If you look at it in a broader perspective, evaluation falls in he class of 'convergence-accelerating techniques'. A program that searches all the way upto checkmate (e.g. tablebases) would not need evaluation, it just counts DTM. Evaluation is an (attempted) approximate way to predict what further search would uncover.
(Convergence-accelerating techniques are often used in numerical analysis. For instance, if one has to calculate the infinite series 1-1/2+1/3-1/4+1/5-1/6+...., one can make a computer simply do the addition brute force (the chess equivalent would be fixed-depth minimax), adding terms (increasing depth) until the result is stable to the desired precision. A mathematician can tell you that the eventual result equals ln(2)=0.693147, and the computer gets there by brute force only after a million terms, and not even a supercomputer could get you to 12 digits this way. One can try to be less dumb with the additions, and not stop abruptly (which makes the result alternately too high and to low) but take the average of to consecutive terminations, which amount to adding the last term not fully, but only half (the equivalent of QS, where you don't consider all moves in the last ply of the search, but only a fraction). The number of good digits grows much faster then. (Try it in your favourite spreadsheet!) You can push this approach further by, e.g. including the last 2 terms you consider only with weights 0.75 and 0.25, respectively (a smarter and deeper 'QS'). On the other hand, if you are a mathematician, (but don't have a logarithm table at hand), you would realize that you can guess the remaining part of the sum, e.g. by approximating it as an integral, and that everyting beyond the last term 1/N you did take into account explicitly adds up to ~ -0.5/(N+0.5+0.25/N). Correcting every partial sum with this simple formula (the 'evaluation') produces a result that is correct to 6 digits already after 20 terms, rather than a million! The correction is only applicable, though, to the abrupt termination of the series. If you took the last term into account only by half, you would need another correction. So you cannot speak of a 'better correction' in general, the correction has to be tailored to the way you terminate the brute-force calculation. A comparison is only meaningful between corrections in their own context.

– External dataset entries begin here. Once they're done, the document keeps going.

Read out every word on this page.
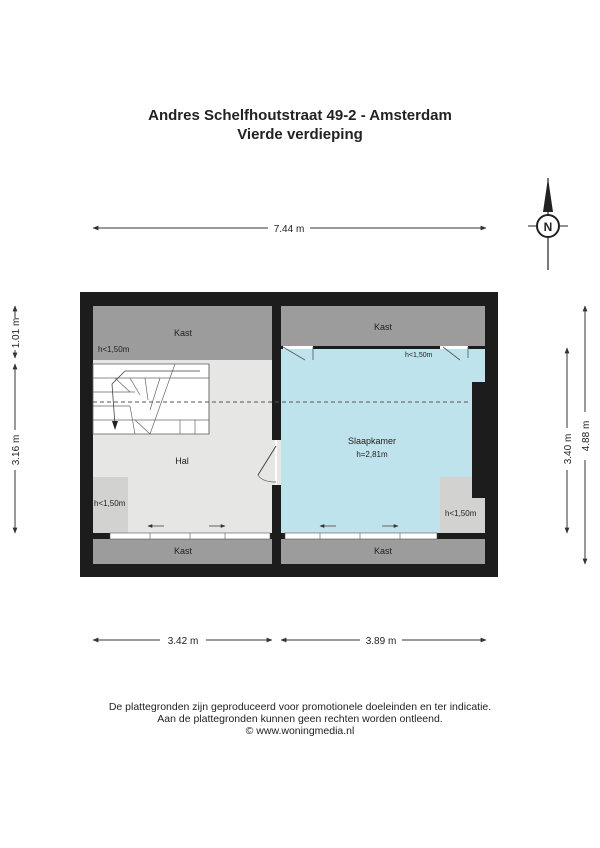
Andres Schelfhoutstraat 49-2 - Amsterdam
Vierde verdieping
N
7.44 m
1.01 m
3.16 m	3.40 m 4.88 m
3.42 m	3.89 m
Kast
Kast
Kast	Kast
Hal
Slaapkamer
h=2,81m
h<1,50m
h<1,50m
h<1,50m
h<1,50m
De plattegronden zijn geproduceerd voor promotionele doeleinden en ter indicatie.
Aan de plattegronden kunnen geen rechten worden ontleend.
© www.woningmedia.nl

This example might not appeal at all to non numerical analistst.... )
Thus, as any convergence accelerator, the evaluation is highly dependent on the conditions under which you terminate your search. For instance, a search algorithm without quescence search would need a very good static exchange evaluator. In a program that exhaustively search all captures in QS, like TSCP, an SEE would be completely useless, since it would always contribute zero at evaluation time, since eval is only called when there is nothing left to (profitably) capture. If the SEE is not perfect, it might actualy hurt: in QS nodes where all captures are tried and found to be no good (i.e. lose material) we fall back on the evaluation, and if the SEE erroneously thinks that there is a good capture (because of subtle tactics exceeding its capablilities), the evaluation will be totally wrong.
Another example that I actually encontered in my minimalistic chess code posted in another thread, is end-game evaluation. Before I included a has-table, it could only do 12 plies in the KQK end-game, which in general is not enough to see the mate. Without any help from the evaluation the program than would run with one of its pieces to a corner and keep sulking there, never finding the mate, and hardy winning any games. A simple evaluation that was helpfull draws the king through the center of the board though piece-square tables, but even that would not bring the mate within the horizon, certainly not in KRK. It needed to include an evaluation rule that awarded the winning king for being 'close' to the losing king, e.g. in the same 4x4 corner of the board. This very rough ad-hoc measure for the DTM makes it find the mate always. But now that I implemented the hash table even the KRK mate is found easily in the search (the hash table is large enough to build the full tablebase), and the rule only hurts. Evaluation points for taking the 'opposition' or pushing passed pawns forward is good for searches that are not able to find the queening within their horizon (e.g. by extensions for moving passed pawns). For programs that do search deep enough, these evaluation terms are just noise that might put it off track: pushing the pawn too fast in the KPK end game is the classical beginners mistake that gives away the win.
So the more I think of it, the more important I believe it is that the evalution is tuned to the way the search terminates. Other aspects of the seach, such as extension and move sorting, probably interact with the evaluation much less. (With the caveat that when internal iterative deepening is used to sort the moves on the score from the previous iteration, the efficiency of the alpha-beta might be strongly dependent on the evaluation. But if you go to fixed depth irrespective of time or node count, you implicitly corrected for that.)